Letting the world witness where the sun don't shine
The confirmation that I really and truly know nothing whatever about either this current world or the people who inhabit it came last Tuesday night. I say "confirmation", because the symptoms of ignorance had been present for some time, but I did not intellectually assemble them as part of an overall pathology; until, that is, Dr Pixie McKenna, a medical graduate of University College Cork, unintentionally connected the dots for me.
She is a co-presenter of the Channel Four programme, 'Embarrassing Bodies', which goes out every night this week (11.55 tonight), and which invites people with physical characteristics that are socially uncomfortable to discuss them on air.
On Tuesday, the programme's mobile clinic arrived in Leeds. The first patient was an African woman, who described her extreme unhappiness at a recent development to her body, which had since made her reluctant to have sex with men, and which was far too embarrassing ever to show to a doctor. She had grown a small flap of skin along her anus.
And naturally, being far too embarrassed to show this growth to her doctor, she then showed it to four million viewers, including me. Yes, she took off her knickers, lay face down on the couch, and spread her buttocks. The camera then lingeringly showed us both the southern end of her alimentary canal, and the offending flap, at which point, I fell off my chair: event timed at 2305 hours. Not merely was this a televisual first for me -- it redefined my understanding of the word "embarrassing".
Stunned, I was still wandering around, like Moses in a Sinai sandstorm, when Pixie gave the African lady advice on how to treat the flap, so I'm not clear what it was. The next patient was Alyson, an attractive blonde woman in her 30s. Her bodily condition was so mortifying, so excruciatingly embarrassing, that it had totally destroyed her sex life, and she could not possibly show it to her GP. The soft-tissue between her labia, she confided, was hanging in a loose fold.
Well, I thought, this was quite clearly far too rich for television, even on Channel Four after the watershed (so to speak): except it wasn't, because she promptly took off her knickers, lay back on the examining-couch, proudly spread open her legs, and exposed the glories of her gynaecological glenside.
"Stand up," Pixie then chirruped heartily, like a girl-guide leader asking one of her girls to show the troop a particularly fine sheepshank, "and let's see what you look like from the front".
Alyson rose, still stark naked, with her legs apart: and yes, we could see a small protuberant fold of flesh from between her labia. Looked fine to me: but what do I know?
Well, we know the answer to that, don't we? The answer was confirmed by the next patient, who was having trouble with his penis. Fifty-four and about to get married, he was far too embarrassed to let his betrothed see it, or to get treatment for whatever ailed it. Look, he said, whipping it out and showing it to the next presenter, a Norse-looking cove with flaxen locks and cheekbones you could hang a studding-sail from. The organ was visibly leprous -- but stay: there was more!

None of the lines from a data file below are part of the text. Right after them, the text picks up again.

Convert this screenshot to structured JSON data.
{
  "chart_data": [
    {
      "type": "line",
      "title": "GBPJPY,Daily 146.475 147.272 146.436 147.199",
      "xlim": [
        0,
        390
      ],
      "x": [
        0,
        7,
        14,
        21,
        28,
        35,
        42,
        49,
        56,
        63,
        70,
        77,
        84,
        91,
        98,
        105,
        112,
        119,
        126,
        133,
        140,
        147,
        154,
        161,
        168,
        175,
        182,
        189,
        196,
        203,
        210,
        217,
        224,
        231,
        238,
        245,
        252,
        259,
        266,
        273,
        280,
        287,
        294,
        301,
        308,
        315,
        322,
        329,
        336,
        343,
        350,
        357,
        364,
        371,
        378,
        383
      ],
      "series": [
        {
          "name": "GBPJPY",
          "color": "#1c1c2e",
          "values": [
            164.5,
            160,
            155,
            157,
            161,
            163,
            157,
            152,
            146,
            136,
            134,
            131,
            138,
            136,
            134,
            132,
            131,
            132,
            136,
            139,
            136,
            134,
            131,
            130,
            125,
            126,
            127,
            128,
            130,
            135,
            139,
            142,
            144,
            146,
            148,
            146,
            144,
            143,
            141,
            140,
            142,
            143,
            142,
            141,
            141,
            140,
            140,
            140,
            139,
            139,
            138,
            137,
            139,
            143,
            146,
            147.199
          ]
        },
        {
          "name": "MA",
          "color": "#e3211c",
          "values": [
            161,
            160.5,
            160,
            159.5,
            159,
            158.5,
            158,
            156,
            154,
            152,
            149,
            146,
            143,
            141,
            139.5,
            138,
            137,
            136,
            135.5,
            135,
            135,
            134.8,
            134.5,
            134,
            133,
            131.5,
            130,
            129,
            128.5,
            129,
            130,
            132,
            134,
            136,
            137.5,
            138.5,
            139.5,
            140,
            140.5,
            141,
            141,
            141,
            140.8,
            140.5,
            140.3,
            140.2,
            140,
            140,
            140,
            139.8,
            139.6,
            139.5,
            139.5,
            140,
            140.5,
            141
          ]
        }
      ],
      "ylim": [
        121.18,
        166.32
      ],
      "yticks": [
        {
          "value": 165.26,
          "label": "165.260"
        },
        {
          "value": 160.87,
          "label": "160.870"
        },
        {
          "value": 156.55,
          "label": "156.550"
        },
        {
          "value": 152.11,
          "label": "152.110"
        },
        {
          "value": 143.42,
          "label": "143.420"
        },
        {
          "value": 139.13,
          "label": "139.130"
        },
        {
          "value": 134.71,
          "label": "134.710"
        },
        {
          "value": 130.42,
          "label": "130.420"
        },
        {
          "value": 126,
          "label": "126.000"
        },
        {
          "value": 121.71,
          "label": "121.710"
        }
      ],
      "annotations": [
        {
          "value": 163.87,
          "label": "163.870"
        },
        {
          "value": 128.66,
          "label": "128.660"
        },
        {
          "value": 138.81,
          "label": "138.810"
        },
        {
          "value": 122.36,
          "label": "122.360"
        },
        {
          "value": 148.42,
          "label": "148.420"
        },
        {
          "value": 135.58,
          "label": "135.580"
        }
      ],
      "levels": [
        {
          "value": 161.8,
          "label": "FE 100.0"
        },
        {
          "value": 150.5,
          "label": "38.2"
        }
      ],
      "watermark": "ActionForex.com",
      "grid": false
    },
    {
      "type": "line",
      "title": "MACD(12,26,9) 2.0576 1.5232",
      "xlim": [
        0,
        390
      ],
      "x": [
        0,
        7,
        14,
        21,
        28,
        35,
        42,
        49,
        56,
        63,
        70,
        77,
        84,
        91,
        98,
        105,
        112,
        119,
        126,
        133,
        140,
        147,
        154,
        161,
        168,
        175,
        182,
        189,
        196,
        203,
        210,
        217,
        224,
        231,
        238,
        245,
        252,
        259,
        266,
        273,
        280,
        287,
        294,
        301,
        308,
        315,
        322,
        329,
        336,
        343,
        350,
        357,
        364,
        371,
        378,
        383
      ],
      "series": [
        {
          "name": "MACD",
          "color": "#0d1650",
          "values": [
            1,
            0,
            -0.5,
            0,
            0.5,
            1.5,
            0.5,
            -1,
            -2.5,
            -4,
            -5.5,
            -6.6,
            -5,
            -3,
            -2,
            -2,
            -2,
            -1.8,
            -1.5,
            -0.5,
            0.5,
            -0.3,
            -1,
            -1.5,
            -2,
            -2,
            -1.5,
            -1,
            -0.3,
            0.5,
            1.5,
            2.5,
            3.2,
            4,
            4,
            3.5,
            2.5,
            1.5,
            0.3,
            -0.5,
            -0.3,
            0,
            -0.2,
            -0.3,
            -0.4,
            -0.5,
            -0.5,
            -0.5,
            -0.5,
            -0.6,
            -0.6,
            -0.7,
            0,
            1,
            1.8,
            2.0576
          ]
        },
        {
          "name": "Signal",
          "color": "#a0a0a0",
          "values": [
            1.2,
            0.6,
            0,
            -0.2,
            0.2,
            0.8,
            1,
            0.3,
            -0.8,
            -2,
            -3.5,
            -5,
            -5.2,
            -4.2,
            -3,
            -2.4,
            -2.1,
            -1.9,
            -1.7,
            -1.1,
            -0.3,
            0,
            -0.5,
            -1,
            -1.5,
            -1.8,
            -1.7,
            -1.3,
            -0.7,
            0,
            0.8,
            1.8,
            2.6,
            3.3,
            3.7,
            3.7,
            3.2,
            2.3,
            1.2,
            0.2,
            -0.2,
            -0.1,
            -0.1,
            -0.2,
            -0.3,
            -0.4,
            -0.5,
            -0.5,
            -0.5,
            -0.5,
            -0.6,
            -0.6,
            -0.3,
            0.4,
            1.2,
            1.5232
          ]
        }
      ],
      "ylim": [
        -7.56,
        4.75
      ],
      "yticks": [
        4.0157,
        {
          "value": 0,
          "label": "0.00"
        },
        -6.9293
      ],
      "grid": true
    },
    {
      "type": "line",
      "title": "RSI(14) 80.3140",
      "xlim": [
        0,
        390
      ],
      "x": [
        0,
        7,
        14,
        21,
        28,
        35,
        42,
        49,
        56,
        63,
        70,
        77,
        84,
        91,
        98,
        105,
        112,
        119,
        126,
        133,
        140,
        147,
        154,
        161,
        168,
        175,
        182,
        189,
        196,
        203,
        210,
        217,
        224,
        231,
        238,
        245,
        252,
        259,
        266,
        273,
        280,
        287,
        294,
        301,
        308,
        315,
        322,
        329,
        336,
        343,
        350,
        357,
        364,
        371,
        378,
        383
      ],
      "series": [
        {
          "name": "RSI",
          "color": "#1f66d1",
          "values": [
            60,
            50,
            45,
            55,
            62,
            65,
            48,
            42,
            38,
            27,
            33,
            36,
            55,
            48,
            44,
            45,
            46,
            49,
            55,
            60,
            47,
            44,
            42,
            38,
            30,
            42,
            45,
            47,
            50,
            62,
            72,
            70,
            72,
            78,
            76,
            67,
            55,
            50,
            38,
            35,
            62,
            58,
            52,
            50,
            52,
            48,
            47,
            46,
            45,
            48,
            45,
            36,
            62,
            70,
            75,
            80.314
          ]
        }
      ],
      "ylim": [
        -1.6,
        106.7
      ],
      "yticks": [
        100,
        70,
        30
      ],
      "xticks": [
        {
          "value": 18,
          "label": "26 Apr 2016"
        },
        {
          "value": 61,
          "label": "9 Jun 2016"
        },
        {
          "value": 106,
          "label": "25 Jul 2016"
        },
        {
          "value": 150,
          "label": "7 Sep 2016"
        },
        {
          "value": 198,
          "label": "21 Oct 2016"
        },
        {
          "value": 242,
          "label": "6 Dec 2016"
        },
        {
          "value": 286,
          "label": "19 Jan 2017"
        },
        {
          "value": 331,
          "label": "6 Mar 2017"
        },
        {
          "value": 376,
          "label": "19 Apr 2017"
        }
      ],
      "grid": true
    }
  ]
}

The soon-to-be groom yanked back the foreskin, apparently revealing a dead toad, squashed and misshapen by road-kill. A million viewers (I, included) briefly whinnied in horror before swooning: yet this was a vision which had been so brutally denied to -- the creature! -- the love of his life.
Enough! Confirmation that I am in a new world, in which the word "embarrassing" no longer implies that you suffer from a physical affliction which you are reluctant to show anyone at all: but here, "embarrassing" actually means you'll certainly expose your affliction -- but only if you have an audience of at least several hundred thousand. Anything smaller, perfectly mortifying: but once over that threshold: "You'd like a closer look? Excellent! Allow me to open my legs even wider still."
So in this value system, reluctant now means eager, private means public, intimate means open, and confidential means proclamatory -- but only provided enough people are watching. So -- is a vegan someone who will only eat seal cubs if watched by a large audience? Is a priest someone who observes the vow of celibacy when alone, but if observed by a large crowd, goes at it like a herd of lesbian goats in Sodom? Does the Poor Clare who, when alone, dines on mouse droppings, in public swagger around the place like Michael Winner on acid?
Presumably it works both ways in this amazing new world of mine. The brash, union-bashing public Michael O'Leary, when alone in his humble bedsit, knits mittens for SIPTU strikers on picket duty at dawn.
The very publicly womanising Colin Farrell, in private, longs for his wedding day, so he can finally lose his virginity. And Hillary Clinton, who on the campaign trail resembles the uninvited guest in John Hurt's ribcage in 'Alien', when alone, is actually a sweet, attractive, amiable little lady.
No, no. Just about anything is possible in this strange new world of mine: but thank God, never that.